Open Access News

News from the open access movement


Thursday, September 27, 2007

More on PRISM

Alexis Madrigal, Foundations of Science: Research Integrity or Publisher Profits?  Wired News, September 26, 2007.  Excerpt:

We'd like to introduce a new regular feature here at WiSci that we're calling, The Foundations of Science (FOS). These posts will scrutinize organizations that claim the mantle of science but may or may not be scientific at all. We'll provide you with information about who funds these groups, their biases, and why they were founded to help you evaluate the claims that these thinktank-like outfits make each day in the media.

Up first is the Partnership for Research Integrity in Science & Medicine (PRISM). During the past week, we've been covering the PR war between traditional science publishers and their open access counterparts. Traditional publishers created PRISM in response to potential government legislation that they think could impact their bottom-lines.

Organization: Partnership for Research Integrity in Science & Medicine
Acronym: PRISM
The Wired Take: As a contribution to the debate about open access, PRISM is not a good resource. While it represents the polemics of one side of the debate well, it does not answer the real question we're all asking publishers: why should their traditional subscription model for scientific journals be the dominant avenue for dissemination of peer reviewed scientific research?

Funded By: The Executive Council of the Professional & Scholarly Publishing Division of the Association of American Publishers (AAP)
Council Chair: Brian D. Crawford, Senior VP, Journals Publishing Group, Publications Division, American Chemical Society
Council Vice Chair: Michael Hays, Managing Director, Global Publishing McGraw-Hill Higher Education
Primary Purpose:
Governmental lobbying, public relations
Statement to Wired: “At this time, anything we have to say is contained on the website.” Sara Firestone, Director, Professional & Scholarly Publishing Division

The organization's name is misleading. The group's primary purpose is not "research integrity," even according to the group's own website. The site's stated mission is to "educate policy makers and the American people about the risks posed by government intervention in scholarly publishing." It takes several logical steps, and maybe some leaps, to link that mission to research integrity....

PRISM’s bigger argument is that mandating open-access would hurt science itself by dismantling the peer review process. Some worry that the law would, as one Wired commenter put it, "weaken the peer-review journals; mak[ing] them vulnerable financially by curtailing their revenue streams. Who wins? Cooked science." This reasoning conflates the survival of traditional publishers’ current business with the survival of peer-review itself. This can’t really be supported by the facts. While traditional journals are the dominant practitioners of peer review, some open access journals are also peer reviewed. If we believe in markets, it also stands to reason that there is significant money to be made in peer-reviewed scientific literature, and that some entrepreneur (social or traditional) would find a workable model....

What’s interesting is that PRISM's real targets are not open access journals themselves, but its own customers, i.e., libraries.

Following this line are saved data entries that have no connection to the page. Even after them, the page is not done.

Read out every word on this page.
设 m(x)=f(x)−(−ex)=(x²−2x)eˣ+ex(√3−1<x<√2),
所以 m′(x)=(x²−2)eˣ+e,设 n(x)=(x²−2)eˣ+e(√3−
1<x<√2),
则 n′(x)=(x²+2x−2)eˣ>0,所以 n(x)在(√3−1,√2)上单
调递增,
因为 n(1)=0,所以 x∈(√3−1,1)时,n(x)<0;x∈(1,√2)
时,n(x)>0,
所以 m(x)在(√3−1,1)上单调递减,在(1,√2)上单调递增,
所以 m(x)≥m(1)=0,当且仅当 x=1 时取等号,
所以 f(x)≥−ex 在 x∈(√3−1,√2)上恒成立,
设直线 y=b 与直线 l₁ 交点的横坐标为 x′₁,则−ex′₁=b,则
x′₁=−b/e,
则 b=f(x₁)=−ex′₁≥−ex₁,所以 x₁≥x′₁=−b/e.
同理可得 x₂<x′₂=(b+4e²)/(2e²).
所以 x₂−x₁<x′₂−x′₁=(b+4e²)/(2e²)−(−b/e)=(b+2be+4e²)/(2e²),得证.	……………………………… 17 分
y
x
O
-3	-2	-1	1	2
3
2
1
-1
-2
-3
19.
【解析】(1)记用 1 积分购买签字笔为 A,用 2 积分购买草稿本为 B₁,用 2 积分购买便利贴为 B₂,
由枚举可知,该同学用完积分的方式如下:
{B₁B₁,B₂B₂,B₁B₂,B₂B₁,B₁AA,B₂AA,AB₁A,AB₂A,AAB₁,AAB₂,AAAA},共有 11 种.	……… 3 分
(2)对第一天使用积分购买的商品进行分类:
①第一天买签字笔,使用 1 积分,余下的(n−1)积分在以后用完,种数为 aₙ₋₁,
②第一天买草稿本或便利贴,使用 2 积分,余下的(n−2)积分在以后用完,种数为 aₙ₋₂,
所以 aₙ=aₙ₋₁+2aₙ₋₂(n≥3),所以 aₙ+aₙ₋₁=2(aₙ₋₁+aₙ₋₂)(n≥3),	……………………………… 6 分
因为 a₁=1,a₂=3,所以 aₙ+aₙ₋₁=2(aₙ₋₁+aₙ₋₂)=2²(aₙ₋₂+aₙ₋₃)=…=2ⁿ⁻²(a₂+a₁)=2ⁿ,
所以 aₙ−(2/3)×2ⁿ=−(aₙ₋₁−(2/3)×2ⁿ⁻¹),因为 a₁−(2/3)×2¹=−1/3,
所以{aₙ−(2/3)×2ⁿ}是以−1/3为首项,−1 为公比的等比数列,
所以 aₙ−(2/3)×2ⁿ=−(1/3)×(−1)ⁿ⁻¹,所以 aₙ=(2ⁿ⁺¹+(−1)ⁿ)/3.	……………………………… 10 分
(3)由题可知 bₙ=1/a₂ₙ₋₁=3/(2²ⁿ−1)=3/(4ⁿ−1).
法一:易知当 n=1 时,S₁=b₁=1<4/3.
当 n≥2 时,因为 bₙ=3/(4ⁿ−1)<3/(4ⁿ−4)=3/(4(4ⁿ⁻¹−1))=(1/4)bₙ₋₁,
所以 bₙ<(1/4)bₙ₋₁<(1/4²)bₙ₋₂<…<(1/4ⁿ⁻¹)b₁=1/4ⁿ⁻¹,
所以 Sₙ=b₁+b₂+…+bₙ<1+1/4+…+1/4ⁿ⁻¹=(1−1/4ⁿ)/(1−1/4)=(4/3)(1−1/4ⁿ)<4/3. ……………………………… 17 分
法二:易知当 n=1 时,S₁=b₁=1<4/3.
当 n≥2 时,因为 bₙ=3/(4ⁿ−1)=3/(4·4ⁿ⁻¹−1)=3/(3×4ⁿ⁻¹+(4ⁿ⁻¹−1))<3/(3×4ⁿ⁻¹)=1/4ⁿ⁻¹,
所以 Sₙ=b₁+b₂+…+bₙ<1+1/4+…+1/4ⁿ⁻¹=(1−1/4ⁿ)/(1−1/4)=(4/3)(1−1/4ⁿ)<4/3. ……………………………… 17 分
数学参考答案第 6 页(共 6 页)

Take a look at who is behind the public website promoting FRPPA: the Alliance for Taxpayer Access, which is run by "an initiative" of the Association of Research Libraries. We assume that at least one reason they support OA is that it would allow them to cut their journal costs, which PRISM would call its publishers' revenue.

So, it's not just disinterested angels of pure science on the open access side versus evil corporate hacks on the traditional side. All parties are looking out for their own interests and pushing the business model that works best for them. Of course, research libraries, with their good-looking if a bit bookish librarians and more limited budgets, cut slightly more sympathetic figures than Elsevier or McGraw Hill....

As a contribution to this real debate, PRISM is not a good resource. Its orientation is polemic, not scientific.

Comments.

  • For a full-length rebuttal to the PRISM claim that OA will undermine peer review, see my article in SOAN from earlier this month.
  • Libraries and library organizations make no bones about their support for OA.  There's nothing secretive or deceptive about it, and nothing dishonest in their arguments for OA.  They want OA in part to make their slow-growing budgets go further in serving faculty and students, especially in the face of skyrocketing journal prices, and they want it in part to advance their long-standing, pre-OA, and pre-internet mission to facilitate access to knowledge.
  • It's a mistake to leave the impression that libraries are the only stakeholders fighting for OA or that the only interests at stake are financial.  For example, there are more patient advocacy groups than libraries on the membership list of the Alliance for Taxpayer Access, and they want OA in order to accelerate medical research that will help patients.  Period.  Researchers have career incentives but not financial incentives to want OA:  it helps authors by increasing their audience and impact, and it helps readers by removing access barriers to the research they need.  Taxpayers want OA for publicly-funded research in part for simple fairness, in part to make that research as useful as possible, and in part to maximize the return on the very large public investment in research.   For a good statement of many of these interests, see the open letter from 26 Nobel laureates in science calling for an OA mandate at the NIH (July 2007).
  • We don't have consider anyone a "disinterested angel of pure science" in order to recognize that the stakeholders working for OA are many and varied and that their interests in advancing OA are not analogous to the financial interests of PRISM members in opposing it.